The following is an example of how Centreon BAM modelizes an application:
Modeling a service or an application (that becomes a BA in Centreon’s world) and its related indicators should be simple and methodical. Ideally, you should first include indicators that are directly related to the overall function of the service/applications and then gradually add other indicators that would have a potential impact on BA status.
All indicators added to a BA must initially be monitored one at a time by the system to determine the operational status of the BA. They can then be incorporated and weighted to reflect the general state of the BA with a blocking, major, minor or null impact on the QoS of a Business Activity.
For instance, if a server ping fails, the impact is weighted as “blocking”, whereas a partition that is 98% full will only have a minor impact, since the service still functions.
This computational logic allows the QoS to reflect the actual status (Availability / Warning or degraded state / Unavailability) much more accurately.
Here is an example of the logic for determining the QoS of an application:
- If QoS = 100%, the IT application/service is available.
- If QoS > 0% and QoS < 100, the IT application/service is in a Critical or at-risk state.

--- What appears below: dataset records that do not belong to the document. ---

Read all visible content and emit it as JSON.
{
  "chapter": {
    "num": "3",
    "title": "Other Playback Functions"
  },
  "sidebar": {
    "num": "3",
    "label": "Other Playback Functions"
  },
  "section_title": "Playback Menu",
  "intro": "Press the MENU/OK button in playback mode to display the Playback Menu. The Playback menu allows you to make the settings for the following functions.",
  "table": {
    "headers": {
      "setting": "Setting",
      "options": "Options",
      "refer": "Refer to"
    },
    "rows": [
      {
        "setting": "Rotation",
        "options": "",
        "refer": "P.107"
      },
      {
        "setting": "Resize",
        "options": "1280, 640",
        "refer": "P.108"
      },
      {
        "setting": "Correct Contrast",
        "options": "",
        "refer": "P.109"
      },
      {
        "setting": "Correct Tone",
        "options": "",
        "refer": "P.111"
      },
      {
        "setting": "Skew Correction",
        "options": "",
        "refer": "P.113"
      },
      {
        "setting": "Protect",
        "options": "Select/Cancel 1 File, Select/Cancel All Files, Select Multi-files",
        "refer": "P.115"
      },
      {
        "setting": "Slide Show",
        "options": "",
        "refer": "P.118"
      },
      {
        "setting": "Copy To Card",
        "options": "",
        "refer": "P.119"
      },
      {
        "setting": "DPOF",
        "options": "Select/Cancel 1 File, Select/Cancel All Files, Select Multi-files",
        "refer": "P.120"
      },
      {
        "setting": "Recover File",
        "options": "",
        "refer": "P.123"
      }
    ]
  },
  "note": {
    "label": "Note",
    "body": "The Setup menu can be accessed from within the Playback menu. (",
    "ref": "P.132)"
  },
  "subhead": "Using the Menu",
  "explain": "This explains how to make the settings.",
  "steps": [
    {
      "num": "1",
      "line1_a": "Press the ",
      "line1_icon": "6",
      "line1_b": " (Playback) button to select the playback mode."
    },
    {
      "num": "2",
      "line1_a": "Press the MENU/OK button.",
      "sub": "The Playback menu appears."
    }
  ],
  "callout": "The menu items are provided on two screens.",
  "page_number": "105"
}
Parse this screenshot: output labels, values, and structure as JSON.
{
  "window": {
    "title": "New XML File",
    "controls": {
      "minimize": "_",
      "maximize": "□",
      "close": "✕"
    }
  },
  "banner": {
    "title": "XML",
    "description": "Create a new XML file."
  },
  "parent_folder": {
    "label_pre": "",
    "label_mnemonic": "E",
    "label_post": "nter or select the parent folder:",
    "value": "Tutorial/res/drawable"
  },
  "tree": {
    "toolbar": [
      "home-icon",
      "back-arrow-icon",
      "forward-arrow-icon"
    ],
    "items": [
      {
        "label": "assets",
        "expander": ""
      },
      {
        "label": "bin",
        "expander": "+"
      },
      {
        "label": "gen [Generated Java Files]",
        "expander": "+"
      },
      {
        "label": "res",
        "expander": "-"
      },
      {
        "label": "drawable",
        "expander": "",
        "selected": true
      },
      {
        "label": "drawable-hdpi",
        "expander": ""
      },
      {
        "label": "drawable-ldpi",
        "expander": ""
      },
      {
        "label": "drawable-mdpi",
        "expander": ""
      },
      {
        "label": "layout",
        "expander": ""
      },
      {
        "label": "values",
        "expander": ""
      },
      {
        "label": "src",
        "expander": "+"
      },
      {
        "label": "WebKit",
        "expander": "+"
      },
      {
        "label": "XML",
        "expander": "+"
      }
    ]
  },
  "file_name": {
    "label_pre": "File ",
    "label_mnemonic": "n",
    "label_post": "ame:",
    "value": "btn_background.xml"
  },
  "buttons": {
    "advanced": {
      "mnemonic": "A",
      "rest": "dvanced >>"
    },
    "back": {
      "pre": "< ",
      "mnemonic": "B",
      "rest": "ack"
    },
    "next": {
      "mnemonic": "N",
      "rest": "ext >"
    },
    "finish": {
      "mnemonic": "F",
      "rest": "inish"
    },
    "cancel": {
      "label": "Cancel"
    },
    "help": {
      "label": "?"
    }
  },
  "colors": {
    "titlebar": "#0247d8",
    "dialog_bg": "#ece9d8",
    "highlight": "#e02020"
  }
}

- Si QoS = 0, the IT application/service is unavailable.
The BA thresholds are:
- Warning threshold: 99.99%
- Critical threshold: 0%.
Actual cases differ and QoS thresholds should be adjusted accordingly. However, we recommend using these thresholds when creating your first BA.
The first step is to create a list of indicators for the BA and then sort them into several categories:
- Indicators known to have a blocking impact
- Indicators whose impact cannot be measured.
In this case, only be concerned with the Critical indicators states that have a blocking impact. This will make it easier to list and incorporate all the indicators required for the IT service/application to function properly.
We recommend working with the other intermediate or critical states only after you have gained sufficient experience.
Calibrating indicators and calculating the SLA¶
Using the product on a daily basis helps to follow the daily evolution of the QoS over time and understand the actual maximum threshold below which the application will cease to function.
Whenever an application operates in a Warning state or is unavailable but the BA doesn’t reflect this state, new indicators probably need to be added to the BA definition. Also, existing indicators with low impact should be reviewed in light of the new information available.
When it comes to adjusting the Warning and Critical thresholds of a BA, consider the example of a QoS curve oscillating between 80% and 100%, with an ultimately acceptable level of availability. Some components could cause a drop without really signifying a malfunction. The IT manager could then adjust the BA warning level downwards from 99.99% to 80%. This will unclutter the real-time BA monitoring screens and the Warning alert would then make much more sense.
Nevertheless, it is possible that even without a Critical alert, operation is unsatisfactory. The QoS would indicate the state as being Critical when it falls under 10%, in which case the Critical threshold of the BA should be raised from 0% to 10%.
This computational method refines the availability measurement and makes it more relevant and its QoS value more useful.
It is important not to associate the Warning and Critical thresholds of a BA with the SLA values.
The final value of the SLA is linked to the time spent in OK, Warning / Critical conditions (downtime/uptime), which are visible in the Reporting screens.
- Warning BA setting: 80%
- Critical BA setting: 10%
- 24/7 monitoring of indicators
- Over a 1-day period:
- QoS >= Warning = 23hours & 30min (OK)
- QoS <= Critical = 10 minutes (Warning)
- QoS >= Critical = 20 minutes (Critical)
In this example, the following availability will be calculated:
- % Up and optimum performance ~ 98.61% (OK+Warning)
- % Up but degraded ~ 97.91% (OK)
- % Not available ~ 1.38% (Critical).